Why synchronous communication fails and how to make it work


Companies with remote employees like to hold on to synchronous communication as long as possible. Why that doesn't scale, and how you can incorporate "what you're used to" in your new workflow as a remote company.

The issue with Synchronous Communication

Synchronous Communication describes all forms of communication where a constant stream of communication is open. Messages are expected to be received instantly, it's therefore often a preferred communication medium for discussions and casual conversations, since it's very close to communicating face-to-face.

Examples of synchronous communication mediums are:

  • Phone Calls
  • Video Calls
  • Instant Messaging
  • Face-to-Face

A key aspect of synchronous communication, especially text-based, is that messages are often expected to be received and read instantly. That doesn't work very well with timezones, and early remote teams (or usually the people in a timezone far away) often have to learn that in a painful way.

The default in larger remote teams is therefore async. Communication forms like long-form text, e-mail or a more thoughtful way of instant messaging (which, in that case, is not instant anymore) works better for day-to-day communication, but does that means that you can't directly talk to your team anymore?

Synchronous Communication in remote teams is NOT dead

Synchronous communication often dominates day-to-day communication in co-located teams:

  • People have standup meetings in-person
  • Instead of messaging, people call or talk
  • Video calls are made with customers or people working from elsewhere
  • Communication between peers happen on instant messaging or in-person

In remote teams, at least after a certain size and distribution, that does not work anymore! With every call, every direct message, every ping and notification, you're risking bothering your team member at lunch, dinner or when they sleep. That's not a reasonable style of work to keep up for a long time.

However, doing things in a synchronous way can be beneficial in some cases. If you need to have a longer discussion that needs a prompt resolution, for things than can benefit from real-time collaboration and finally for socializing, doing things live and face-to-face can feel more natural to people. The focus shifts to asynchronous communication for all things day-to-day, and synchronous in special cases.

How synchronous meetings can be used, and how to make it work

As already discussed, most operational discussions can happen in an async manner. For the smaller part of meetings and discussions which would benefit from a sync meeting style, there are a few things to look for:

  • Meetings always need an agenda and fixed time
  • Face-to-face meetings should be optional-first and only make key people required
  • Meetings should either have a recording, summary or transcript attached for people that can't join

Finally, you need to be able to decide whether a sync meeting should come into place. There's a lot of intuiting behind this, and it's important to not let async communication let you make less productive here. A lot of this has also been discussed in the rest of the article, but synchronous meetings are best used for:

  • Discussions that need a timely verdict
  • Discussions that went back-and-forth too much
  • Socializing and sync calls
  • Casual chats between coworkers
  • Co-Working and Realtime Collaboration (Pair Programming)

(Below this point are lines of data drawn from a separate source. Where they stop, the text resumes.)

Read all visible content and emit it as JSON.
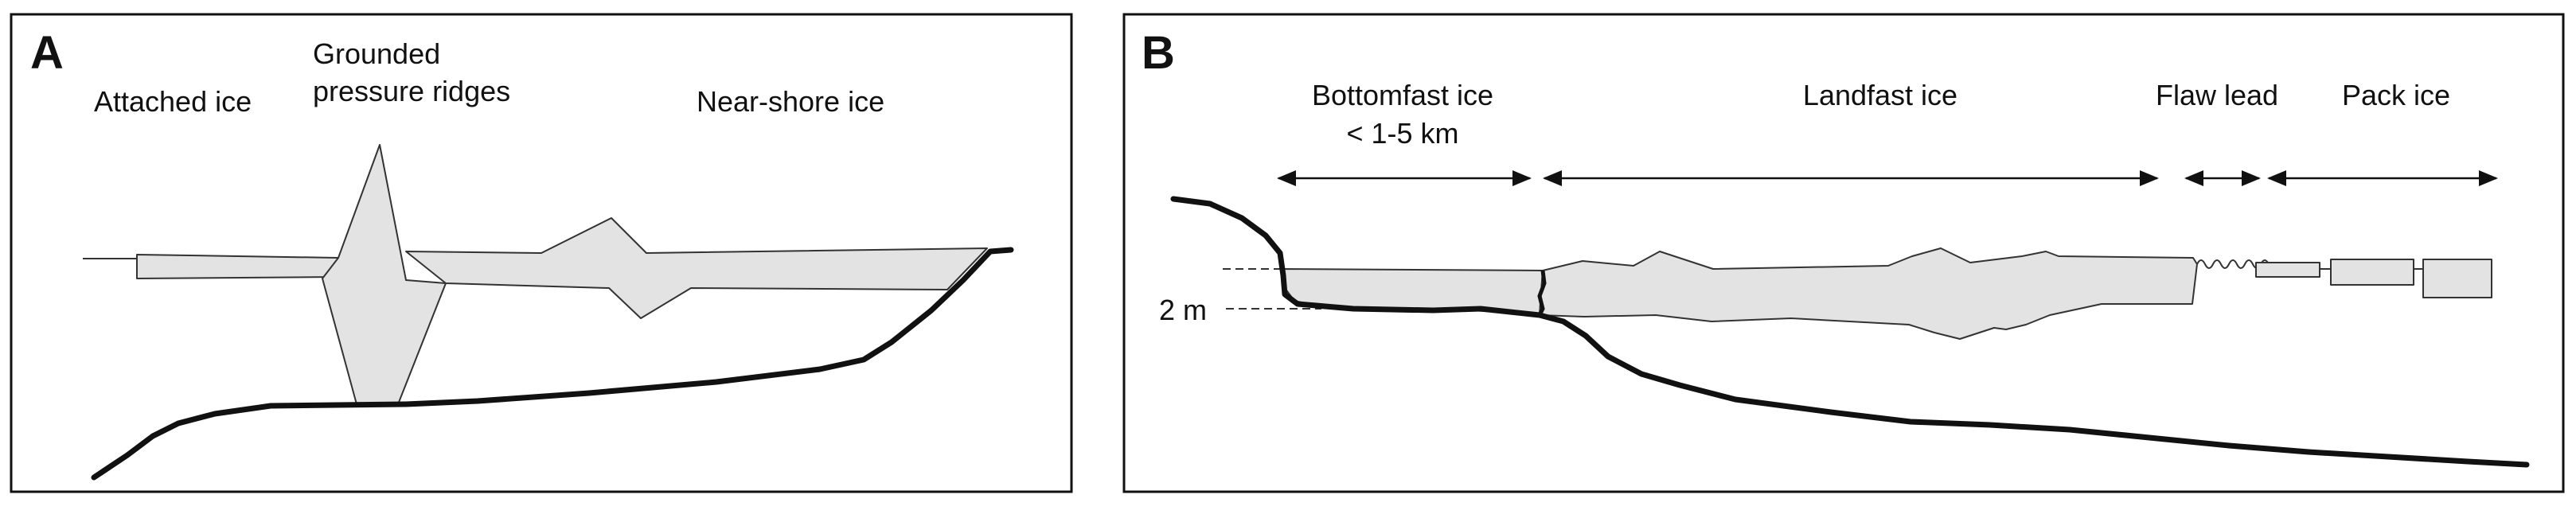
{
  "panel_a": {
    "letter": "A",
    "labels": {
      "attached_ice": "Attached ice",
      "grounded_line1": "Grounded",
      "grounded_line2": "pressure ridges",
      "near_shore_ice": "Near-shore ice"
    }
  },
  "panel_b": {
    "letter": "B",
    "labels": {
      "bottomfast_line1": "Bottomfast ice",
      "bottomfast_line2": "< 1-5 km",
      "landfast_ice": "Landfast ice",
      "flaw_lead": "Flaw lead",
      "pack_ice": "Pack ice",
      "depth_marker": "2 m"
    }
  },
  "colors": {
    "ice_fill": "#e3e3e3",
    "outline": "#333333",
    "ground_line": "#111111"
  }
}
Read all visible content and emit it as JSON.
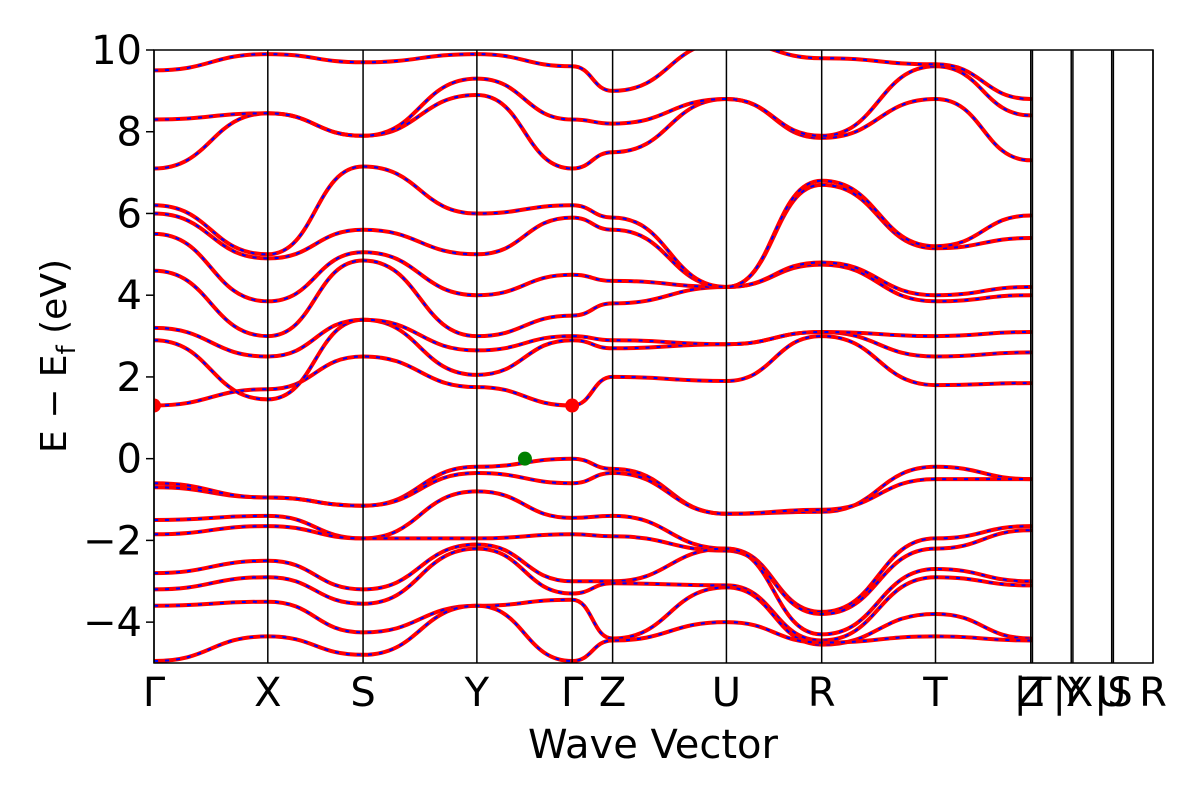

Scenarios where synchronous meetings are possibly not suited:

  • Daily Standups
  • All-Hands (even though this can be nice if optional!)
  • Work Questions

Lastly, a common question from local teams: How can I ask someone for quick help asynchronously? The simple, but often not loved solution to this is Documentation and Transparency. If questions are open, they should be in a documentation. Anything else will make you less productive at times.